A sale-leaseback transaction aimed at enabling a corporation to use expiring foreign tax credits was shot down by the IRS

Sale-leaseback transaction aimed at enabling a corporation to use expiring foreign tax credits was shot down | Norton Rose Fulbright

February 01, 2002 | By Keith Martin in Washington, DC
A SALE-LEASEBACK transaction aimed at enabling a corporation to use expiring foreign tax credits was shot down by the IRS.

The taxpayer was the parent company of a domestic, deconsolidated subsidiary corporation with foreign tax credits that were about to expire. After consulting with its lawyers and a bank about how best to take advantage of the credits, the taxpayer implemented a transaction in which the deconsolidated subsidiary and one of the taxpayer’s consolidated subsidiaries entered into mirror sale-leaseback transactions with affiliates of a bank. The consolidated subsidiary sold some of its used computer equipment to one of the bank’s affiliates, who immediately leased the equipment back to the subsidiary. Meanwhile, the deconsolidated subsidiary purchased used computer equipment that was located in another country and immediately leased it back to another affiliate of the bank.

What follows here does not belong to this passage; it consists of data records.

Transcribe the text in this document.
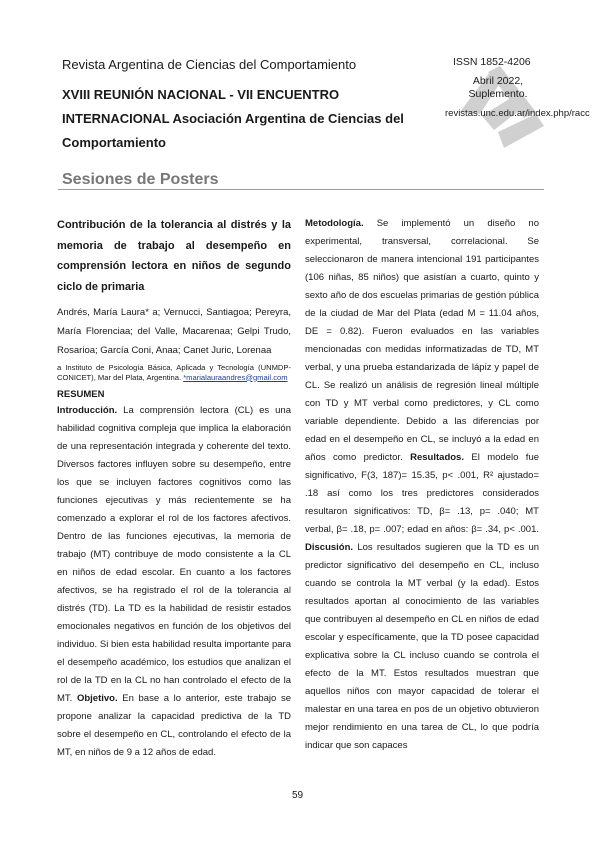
Revista Argentina de Ciencias del Comportamiento
XVIII REUNIÓN NACIONAL - VII ENCUENTRO INTERNACIONAL Asociación Argentina de Ciencias del Comportamiento
ISSN 1852-4206
Abril 2022, Suplemento.
revistas.unc.edu.ar/index.php/racc
Sesiones de Posters

Contribución de la tolerancia al distrés y la memoria de trabajo al desempeño en comprensión lectora en niños de segundo ciclo de primaria

Andrés, María Laura* a; Vernucci, Santiagoa; Pereyra, María Florenciaa; del Valle, Macarenaa; Gelpi Trudo, Rosarioa; García Coni, Anaa; Canet Juric, Lorenaa

a Instituto de Psicología Básica, Aplicada y Tecnología (UNMDP-CONICET), Mar del Plata, Argentina. *marialauraandres@gmail.com

RESUMEN

Introducción. La comprensión lectora (CL) es una habilidad cognitiva compleja que implica la elaboración de una representación integrada y coherente del texto. Diversos factores influyen sobre su desempeño, entre los que se incluyen factores cognitivos como las funciones ejecutivas y más recientemente se ha comenzado a explorar el rol de los factores afectivos. Dentro de las funciones ejecutivas, la memoria de trabajo (MT) contribuye de modo consistente a la CL en niños de edad escolar. En cuanto a los factores afectivos, se ha registrado el rol de la tolerancia al distrés (TD). La TD es la habilidad de resistir estados emocionales negativos en función de los objetivos del individuo. Si bien esta habilidad resulta importante para el desempeño académico, los estudios que analizan el rol de la TD en la CL no han controlado el efecto de la MT. Objetivo. En base a lo anterior, este trabajo se propone analizar la capacidad predictiva de la TD sobre el desempeño en CL, controlando el efecto de la MT, en niños de 9 a 12 años de edad.

Metodología. Se implementó un diseño no experimental, transversal, correlacional. Se seleccionaron de manera intencional 191 participantes (106 niñas, 85 niños) que asistían a cuarto, quinto y sexto año de dos escuelas primarias de gestión pública de la ciudad de Mar del Plata (edad M = 11.04 años, DE = 0.82). Fueron evaluados en las variables mencionadas con medidas informatizadas de TD, MT verbal, y una prueba estandarizada de lápiz y papel de CL. Se realizó un análisis de regresión lineal múltiple con TD y MT verbal como predictores, y CL como variable dependiente. Debido a las diferencias por edad en el desempeño en CL, se incluyó a la edad en años como predictor. Resultados. El modelo fue significativo, F(3, 187)= 15.35, p< .001, R² ajustado= .18 así como los tres predictores considerados resultaron significativos: TD, β= .13, p= .040; MT verbal, β= .18, p= .007; edad en años: β= .34, p< .001. Discusión. Los resultados sugieren que la TD es un predictor significativo del desempeño en CL, incluso cuando se controla la MT verbal (y la edad). Estos resultados aportan al conocimiento de las variables que contribuyen al desempeño en CL en niños de edad escolar y específicamente, que la TD posee capacidad explicativa sobre la CL incluso cuando se controla el efecto de la MT. Estos resultados muestran que aquellos niños con mayor capacidad de tolerar el malestar en una tarea en pos de un objetivo obtuvieron mejor rendimiento en una tarea de CL, lo que podría indicar que son capaces

59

Within a month of entering into the leases, both lessees prepaid all the rent due over the 3-year terms of their respective leases. The prepayment made by the consolidated subsidiary perfectly offset the prepayment received by the deconsolidated subsidiary. Three months later, the lessors swapped titles to the computer equipment so that the taxpayer’s original computer equipment wound up back in its own hands. Because the ability to use foreign tax credits is tied to the amount of foreign source income a company has — the more foreign source income, the more foreign tax credits it may use — the leases were designed to create foreign source income for the taxpayer’s subsidiary without creating any meaningful gain or loss for any of the parties involved. The prepaid rents were foreign-source income to the deconsolidated subsidiary because the leased property was located overseas.

The IRS called the transaction a “sham.” In addition to disallowing the credits, the national office also urged its field agents to pursue negligence penalties against the taxpayer.

The IRS released a “field service advice” about the transaction in December. The number is FSA 200203053.